Klingeln für die Ruhe
Thomas Thies tippt auf eine Klingel wie an einer Rezeption. Flugs gehen die Hände in die Höhe, jedes Kind, das sich meldet, ist still. Er liest einige Namen vor, darunter Emmas zwei Freundinnen Joanna und Caja. Diese Schüler möchte Thomas Thies in der Deutschgruppe im Nachbarzimmer dabei haben, die anderen dürfen heute frei wählen.
Fotostrecke Lernen in der Profilschule
Es wird lauter. Emma und ihre Tischnachbarinnen Laura, Lisa-Marie und Lisa-Marie haben sich ein Spielbrett, Figuren und einen Würfel geholt. Auf vielen Spielfeldern müssen die Zehnjährigen Fragen beantworten - natürlich auf Englisch.
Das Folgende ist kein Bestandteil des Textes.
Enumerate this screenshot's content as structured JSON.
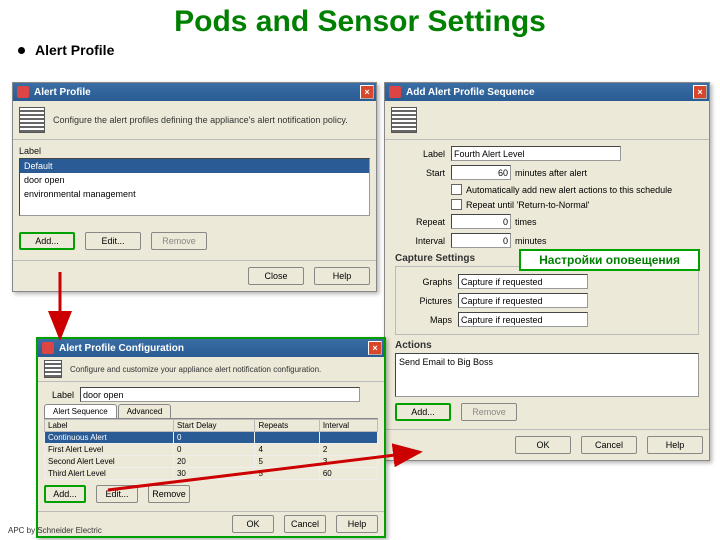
{
  "slide": {
    "title": "Pods and Sensor Settings",
    "bullet": "Alert Profile"
  },
  "footer": "APC by Schneider Electric",
  "annot": {
    "capture": "Настройки оповещения"
  },
  "win1": {
    "title": "Alert Profile",
    "desc": "Configure the alert profiles defining the appliance's alert notification policy.",
    "label_heading": "Label",
    "rows": [
      "Default",
      "door open",
      "environmental management"
    ],
    "buttons": {
      "add": "Add...",
      "edit": "Edit...",
      "remove": "Remove",
      "close": "Close",
      "help": "Help"
    }
  },
  "win2": {
    "title": "Add Alert Profile Sequence",
    "fields": {
      "label_lab": "Label",
      "label_val": "Fourth Alert Level",
      "start_lab": "Start",
      "start_val": "60",
      "start_unit": "minutes after alert",
      "auto_add": "Automatically add new alert actions to this schedule",
      "repeat_until": "Repeat until 'Return-to-Normal'",
      "repeat_lab": "Repeat",
      "repeat_val": "0",
      "repeat_unit": "times",
      "interval_lab": "Interval",
      "interval_val": "0",
      "interval_unit": "minutes"
    },
    "capture_heading": "Capture Settings",
    "capture": {
      "graphs_lab": "Graphs",
      "graphs_val": "Capture if requested",
      "pictures_lab": "Pictures",
      "pictures_val": "Capture if requested",
      "maps_lab": "Maps",
      "maps_val": "Capture if requested"
    },
    "actions_heading": "Actions",
    "action_item": "Send Email to Big Boss",
    "buttons": {
      "add": "Add...",
      "remove": "Remove",
      "ok": "OK",
      "cancel": "Cancel",
      "help": "Help"
    }
  },
  "win3": {
    "title": "Alert Profile Configuration",
    "desc": "Configure and customize your appliance alert notification configuration.",
    "label_lab": "Label",
    "label_val": "door open",
    "tabs": [
      "Alert Sequence",
      "Advanced"
    ],
    "cols": [
      "Label",
      "Start Delay",
      "Repeats",
      "Interval"
    ],
    "rows": [
      [
        "Continuous Alert",
        "0",
        "",
        ""
      ],
      [
        "First Alert Level",
        "0",
        "4",
        "2"
      ],
      [
        "Second Alert Level",
        "20",
        "5",
        "3"
      ],
      [
        "Third Alert Level",
        "30",
        "5",
        "60"
      ]
    ],
    "buttons": {
      "add": "Add...",
      "edit": "Edit...",
      "remove": "Remove",
      "ok": "OK",
      "cancel": "Cancel",
      "help": "Help"
    }
  }
}
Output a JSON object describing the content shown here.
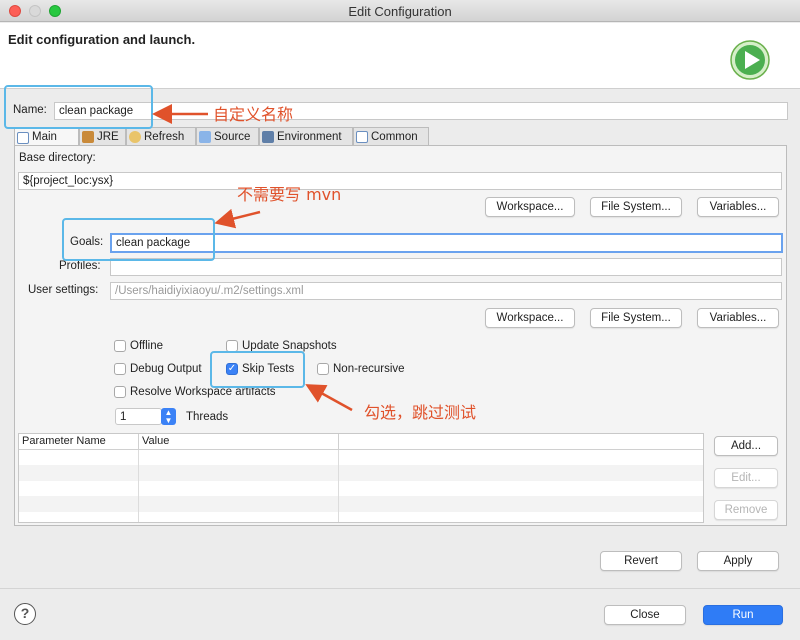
{
  "window": {
    "title": "Edit Configuration"
  },
  "header": {
    "title": "Edit configuration and launch.",
    "icon": "run-icon"
  },
  "name": {
    "label": "Name:",
    "value": "clean package"
  },
  "tabs": [
    {
      "label": "Main",
      "icon": "main-tab-icon"
    },
    {
      "label": "JRE",
      "icon": "jre-icon"
    },
    {
      "label": "Refresh",
      "icon": "refresh-icon"
    },
    {
      "label": "Source",
      "icon": "source-icon"
    },
    {
      "label": "Environment",
      "icon": "environment-icon"
    },
    {
      "label": "Common",
      "icon": "common-icon"
    }
  ],
  "main": {
    "base_dir": {
      "label": "Base directory:",
      "value": "${project_loc:ysx}"
    },
    "buttons1": {
      "workspace": "Workspace...",
      "file_system": "File System...",
      "variables": "Variables..."
    },
    "goals": {
      "label": "Goals:",
      "value": "clean package"
    },
    "profiles": {
      "label": "Profiles:",
      "value": ""
    },
    "user_settings": {
      "label": "User settings:",
      "placeholder": "/Users/haidiyixiaoyu/.m2/settings.xml"
    },
    "buttons2": {
      "workspace": "Workspace...",
      "file_system": "File System...",
      "variables": "Variables..."
    },
    "options": {
      "offline": "Offline",
      "update_snapshots": "Update Snapshots",
      "debug_output": "Debug Output",
      "skip_tests": "Skip Tests",
      "non_recursive": "Non-recursive",
      "resolve_workspace": "Resolve Workspace artifacts"
    },
    "threads": {
      "value": "1",
      "label": "Threads"
    },
    "params": {
      "columns": [
        "Parameter Name",
        "Value"
      ],
      "add": "Add...",
      "edit": "Edit...",
      "remove": "Remove"
    }
  },
  "footer": {
    "revert": "Revert",
    "apply": "Apply",
    "close": "Close",
    "run": "Run",
    "help": "?"
  },
  "annotations": {
    "name_note": "自定义名称",
    "goals_note": "不需要写 mvn",
    "skip_note": "勾选，跳过测试"
  },
  "colors": {
    "accent": "#2f7cf6",
    "highlight": "#5bb8e8",
    "note": "#e0522b"
  }
}
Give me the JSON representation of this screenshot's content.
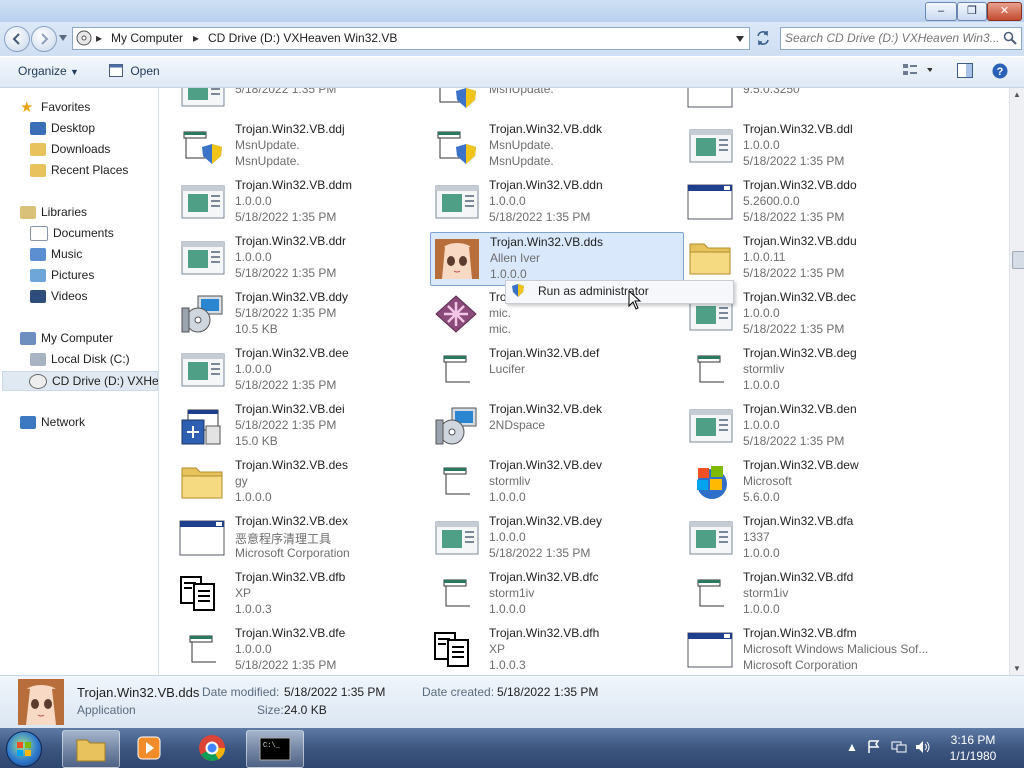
{
  "window": {
    "minimize_icon": "–",
    "maximize_icon": "❐",
    "close_icon": "✕"
  },
  "address": {
    "crumbs": [
      "My Computer",
      "CD Drive (D:) VXHeaven Win32.VB"
    ],
    "search_placeholder": "Search CD Drive (D:) VXHeaven Win3..."
  },
  "toolbar": {
    "organize_label": "Organize",
    "open_label": "Open"
  },
  "nav": {
    "favorites": "Favorites",
    "desktop": "Desktop",
    "downloads": "Downloads",
    "recent": "Recent Places",
    "libraries": "Libraries",
    "documents": "Documents",
    "music": "Music",
    "pictures": "Pictures",
    "videos": "Videos",
    "computer": "My Computer",
    "local_disk": "Local Disk (C:)",
    "cd_drive": "CD Drive (D:) VXHea",
    "network": "Network"
  },
  "files": [
    {
      "name": "",
      "l1": "5/18/2022 1:35 PM",
      "l2": "",
      "icon": "exe-window"
    },
    {
      "name": "",
      "l1": "MsnUpdate.",
      "l2": "",
      "icon": "setup-shield"
    },
    {
      "name": "",
      "l1": "9.5.0.3250",
      "l2": "",
      "icon": "exe-blank"
    },
    {
      "name": "Trojan.Win32.VB.ddj",
      "l1": "MsnUpdate.",
      "l2": "MsnUpdate.",
      "icon": "setup-shield"
    },
    {
      "name": "Trojan.Win32.VB.ddk",
      "l1": "MsnUpdate.",
      "l2": "MsnUpdate.",
      "icon": "setup-shield"
    },
    {
      "name": "Trojan.Win32.VB.ddl",
      "l1": "1.0.0.0",
      "l2": "5/18/2022 1:35 PM",
      "icon": "exe-window"
    },
    {
      "name": "Trojan.Win32.VB.ddm",
      "l1": "1.0.0.0",
      "l2": "5/18/2022 1:35 PM",
      "icon": "exe-window"
    },
    {
      "name": "Trojan.Win32.VB.ddn",
      "l1": "1.0.0.0",
      "l2": "5/18/2022 1:35 PM",
      "icon": "exe-window"
    },
    {
      "name": "Trojan.Win32.VB.ddo",
      "l1": "5.2600.0.0",
      "l2": "5/18/2022 1:35 PM",
      "icon": "exe-blank"
    },
    {
      "name": "Trojan.Win32.VB.ddr",
      "l1": "1.0.0.0",
      "l2": "5/18/2022 1:35 PM",
      "icon": "exe-window"
    },
    {
      "name": "Trojan.Win32.VB.dds",
      "l1": "Allen Iver",
      "l2": "1.0.0.0",
      "icon": "anime",
      "selected": true
    },
    {
      "name": "Trojan.Win32.VB.ddu",
      "l1": "1.0.0.11",
      "l2": "5/18/2022 1:35 PM",
      "icon": "folder"
    },
    {
      "name": "Trojan.Win32.VB.ddy",
      "l1": "5/18/2022 1:35 PM",
      "l2": "10.5 KB",
      "icon": "monitor-cd"
    },
    {
      "name": "Trojan.Win32.VB.ddz",
      "l1": "mic.",
      "l2": "mic.",
      "icon": "pink-star"
    },
    {
      "name": "Trojan.Win32.VB.dec",
      "l1": "1.0.0.0",
      "l2": "5/18/2022 1:35 PM",
      "icon": "exe-window"
    },
    {
      "name": "Trojan.Win32.VB.dee",
      "l1": "1.0.0.0",
      "l2": "5/18/2022 1:35 PM",
      "icon": "exe-window"
    },
    {
      "name": "Trojan.Win32.VB.def",
      "l1": "Lucifer",
      "l2": "",
      "icon": "setup"
    },
    {
      "name": "Trojan.Win32.VB.deg",
      "l1": "stormliv",
      "l2": "1.0.0.0",
      "icon": "setup"
    },
    {
      "name": "Trojan.Win32.VB.dei",
      "l1": "5/18/2022 1:35 PM",
      "l2": "15.0 KB",
      "icon": "installer"
    },
    {
      "name": "Trojan.Win32.VB.dek",
      "l1": "2NDspace",
      "l2": "",
      "icon": "monitor-cd"
    },
    {
      "name": "Trojan.Win32.VB.den",
      "l1": "1.0.0.0",
      "l2": "5/18/2022 1:35 PM",
      "icon": "exe-window"
    },
    {
      "name": "Trojan.Win32.VB.des",
      "l1": "gy",
      "l2": "1.0.0.0",
      "icon": "folder"
    },
    {
      "name": "Trojan.Win32.VB.dev",
      "l1": "stormliv",
      "l2": "1.0.0.0",
      "icon": "setup"
    },
    {
      "name": "Trojan.Win32.VB.dew",
      "l1": "Microsoft",
      "l2": "5.6.0.0",
      "icon": "windows-logo"
    },
    {
      "name": "Trojan.Win32.VB.dex",
      "l1": "恶意程序清理工具",
      "l2": "Microsoft Corporation",
      "icon": "exe-blank"
    },
    {
      "name": "Trojan.Win32.VB.dey",
      "l1": "1.0.0.0",
      "l2": "5/18/2022 1:35 PM",
      "icon": "exe-window"
    },
    {
      "name": "Trojan.Win32.VB.dfa",
      "l1": "1337",
      "l2": "1.0.0.0",
      "icon": "exe-window"
    },
    {
      "name": "Trojan.Win32.VB.dfb",
      "l1": "XP",
      "l2": "1.0.0.3",
      "icon": "docs"
    },
    {
      "name": "Trojan.Win32.VB.dfc",
      "l1": "storm1iv",
      "l2": "1.0.0.0",
      "icon": "setup"
    },
    {
      "name": "Trojan.Win32.VB.dfd",
      "l1": "storm1iv",
      "l2": "1.0.0.0",
      "icon": "setup"
    },
    {
      "name": "Trojan.Win32.VB.dfe",
      "l1": "1.0.0.0",
      "l2": "5/18/2022 1:35 PM",
      "icon": "setup"
    },
    {
      "name": "Trojan.Win32.VB.dfh",
      "l1": "XP",
      "l2": "1.0.0.3",
      "icon": "docs"
    },
    {
      "name": "Trojan.Win32.VB.dfm",
      "l1": "Microsoft Windows Malicious Sof...",
      "l2": "Microsoft Corporation",
      "icon": "exe-blank"
    }
  ],
  "context_menu": {
    "item": "Run as administrator"
  },
  "details": {
    "name": "Trojan.Win32.VB.dds",
    "type": "Application",
    "modified_label": "Date modified:",
    "modified_value": "5/18/2022 1:35 PM",
    "created_label": "Date created:",
    "created_value": "5/18/2022 1:35 PM",
    "size_label": "Size:",
    "size_value": "24.0 KB"
  },
  "taskbar": {
    "time": "3:16 PM",
    "date": "1/1/1980"
  }
}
Wie die Wochentage heißen, Fragen nach den Eltern, Haustieren, Lieblingsfarben. Man hilft sich gegenseitig. Emma und die drei Klassenkameradinnen haben schnell eine Siegerin: Lisa-Marie.Aber die 90-minütige Segel-Stunde ist nicht um. Also muss Emma ein paar Deutschaufgaben für Thomas Thies lösen. Alle schafft sie nicht mehr. Emma heftet ihre Kopien in einen dicken Ringordner, in dem alle Materialien der Segel-Stunden liegen werden. Noch sind da vor allem Trennblätter enthalten.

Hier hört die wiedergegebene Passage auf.